Visiting Fellow Profile
Byoung-Hoon Lee, South Korea
My passion for collective bargaining began when I was a union activist in South Korea. To give you a brief idea - union activity in Korea operates at an enterprise level. I was elected as the general secretary of the union at IBM and organized a hunger strike against management at their office. I also participated in a number of union solidarity initiatives with other unions of MNC’s operating in South Korea. These experiences were very rewarding and I learnt a lot from taking part in these initiatives.
While my enthusiasm and conviction in the labor movement initially fuelled the drive to lead the unions in the beginning, I gradually began examining the way we were going about organizing ourselves and questioning whether this was indeed the right way. I felt that the union movement in Korea needed some professional expertise to make a difference. We needed to start thinking strategically of what we wanted to achieve and what would be the best way to get management to buy into our ideals. This thought led me to decide to study further in an attempt to resolve this gap.
I was admitted into the MS/Ph.D program in the department of Collective Bargaining at the ILR School in 1991. Throughout the duration of the program I was able to interact with some of the brightest minds in the field of labor relations. This really helped break some of my preconceived notions about the US and more specifically the strength of the American labor movement. Thanks to the myriad of courses offered in the school and the wise counsel of my advisors I was able to break out of my narrow outlook and learned to develop a broader approach towards assessing situations in the industrial relations and labor movement. I found the program to be very practical as I was able to spend time on the shopfloors of a number of US and Korean plants. My thesis dissertation was on the comparison of US and Korean Labor Relations systems.
One of the unique characteristics of the ILR School is the exceptional support that a student receives from the faculty. Contrary to my experience in Korea, I found that faculty at the ILR School are very approachable and always willing to sit down and talk through some of the challenges I faced in my coursework and while I was preparing my thesis.

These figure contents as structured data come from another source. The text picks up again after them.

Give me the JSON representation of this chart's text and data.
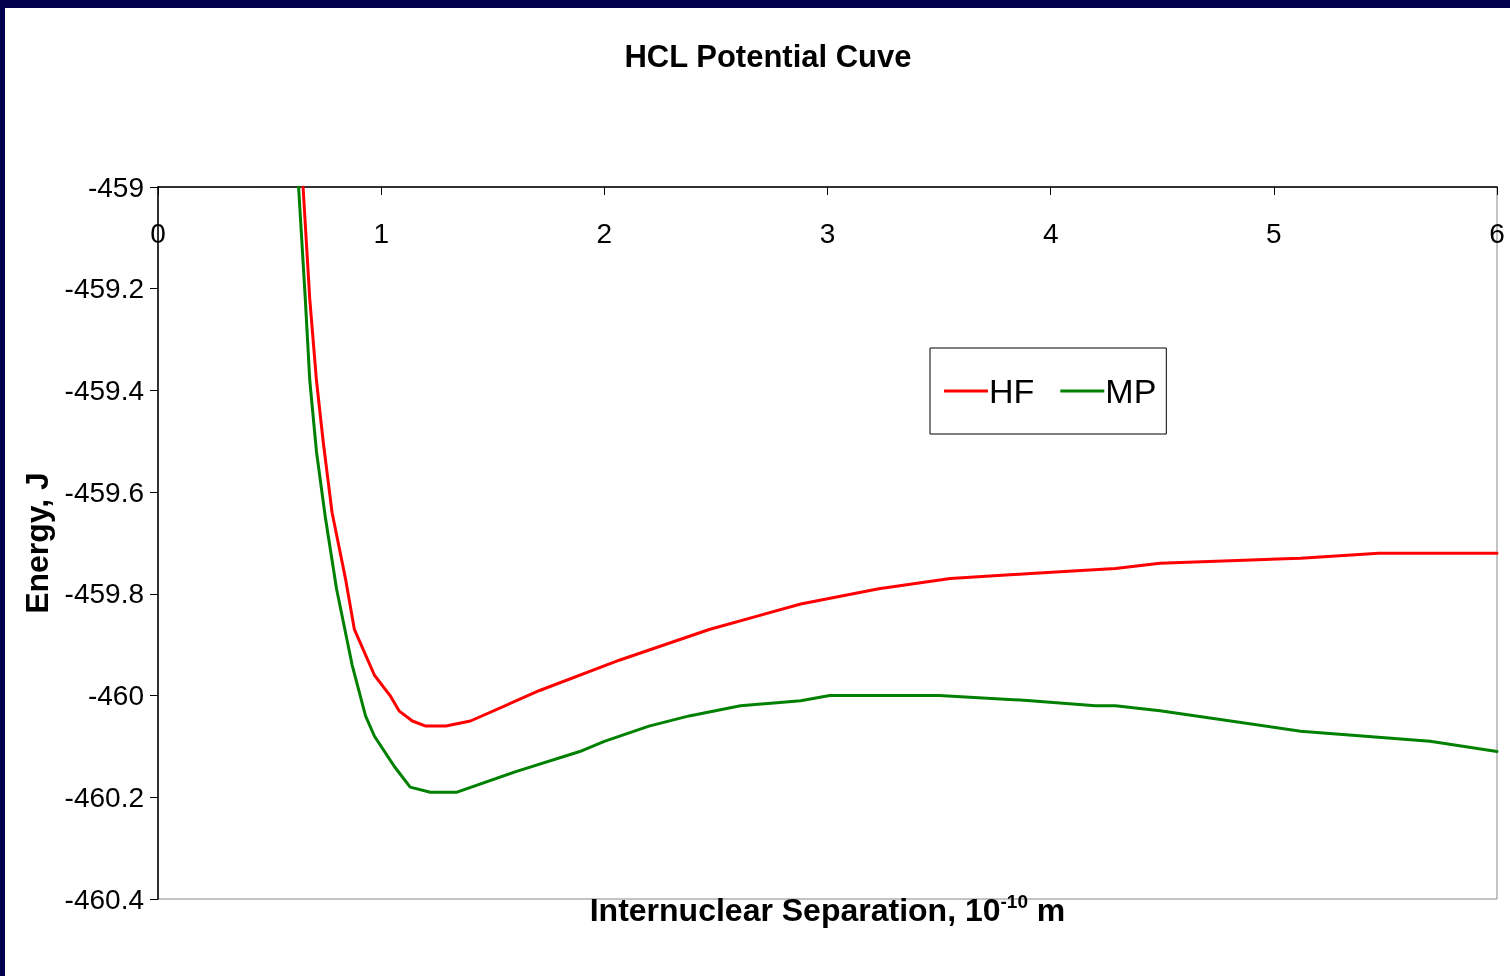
{
  "chart_data": {
    "type": "line",
    "title": "HCL Potential Cuve",
    "xlabel": "Internuclear Separation, 10$^{-10}$ m",
    "ylabel": "Energy, J",
    "xlim": [
      0,
      6
    ],
    "xticks": [
      0,
      1,
      2,
      3,
      4,
      5,
      6
    ],
    "ylim": [
      -460.4,
      -459
    ],
    "yticks": [
      -460.4,
      -460.2,
      -460,
      -459.8,
      -459.6,
      -459.4,
      -459.2,
      -459
    ],
    "legend": "top right",
    "marker": "none",
    "line_style": "solid",
    "series": [
      {
        "name": "HF",
        "color": "#ff0000",
        "x": [
          0.65,
          0.68,
          0.71,
          0.74,
          0.78,
          0.84,
          0.88,
          0.93,
          0.97,
          1.04,
          1.08,
          1.14,
          1.2,
          1.29,
          1.4,
          1.71,
          2.07,
          2.47,
          2.88,
          3.23,
          3.55,
          3.91,
          4.29,
          4.49,
          5.12,
          5.47,
          5.7,
          5.79,
          6
        ],
        "values": [
          -459.0,
          -459.22,
          -459.38,
          -459.5,
          -459.64,
          -459.77,
          -459.87,
          -459.92,
          -459.96,
          -460.0,
          -460.03,
          -460.05,
          -460.06,
          -460.06,
          -460.05,
          -459.99,
          -459.93,
          -459.87,
          -459.82,
          -459.79,
          -459.77,
          -459.76,
          -459.75,
          -459.74,
          -459.73,
          -459.72,
          -459.72,
          -459.72,
          -459.72
        ]
      },
      {
        "name": "MP",
        "color": "#008000",
        "x": [
          0.63,
          0.66,
          0.68,
          0.71,
          0.75,
          0.8,
          0.87,
          0.93,
          0.97,
          1.06,
          1.13,
          1.22,
          1.34,
          1.6,
          1.89,
          2.0,
          2.2,
          2.38,
          2.61,
          2.88,
          3.01,
          3.3,
          3.5,
          3.91,
          4.2,
          4.29,
          4.49,
          5.12,
          5.7,
          6
        ],
        "values": [
          -459.0,
          -459.22,
          -459.38,
          -459.52,
          -459.65,
          -459.79,
          -459.94,
          -460.04,
          -460.08,
          -460.14,
          -460.18,
          -460.19,
          -460.19,
          -460.15,
          -460.11,
          -460.09,
          -460.06,
          -460.04,
          -460.02,
          -460.01,
          -460.0,
          -460.0,
          -460.0,
          -460.01,
          -460.02,
          -460.02,
          -460.03,
          -460.07,
          -460.09,
          -460.11
        ]
      }
    ]
  }
}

Now back as a visiting fellow, it feels like I am back home but there are certainly a lot of changes. For one, the number of international students in the program has increased. I think this mix helps diversity of thought and the ILR School provide a great environment for people to learn from each other’s diverse backgrounds, abilities and experiences. The facilities such as the library are only raising the bar as far as research facilities go. I will be working with my old committee faculty (Dean Harry Katz, Lowell Turner, Sarosh Kuruvilla, and Rosemary Batt) on a number of research projects, such as globalization’s effect on employment relations, union strategies for revitalization, international comparison of call center workforce, and assessment of Korean social dialogue experiences. I’m very excited about getting back here to see these nice people and work with them again. Moreover, I’m happy with the peaceful Ithaca lifestyle that my family enjoys for this sabbatical year.
Byoung-Hoon Lee is an associate professor in the Department of Sociology at Chung-Ang University, South Korea. He received the Ph.D. and M.S. degrees from the ILR school, Cornell University and the B.A degree from the Seoul National University in South Korea. His dissertation is on shopfloor politics of workplace innovation at auto plants. His faculty sponsor at ILR is Sarosh Kuruvilla. Lee is visiting from September 2005 to August 2006.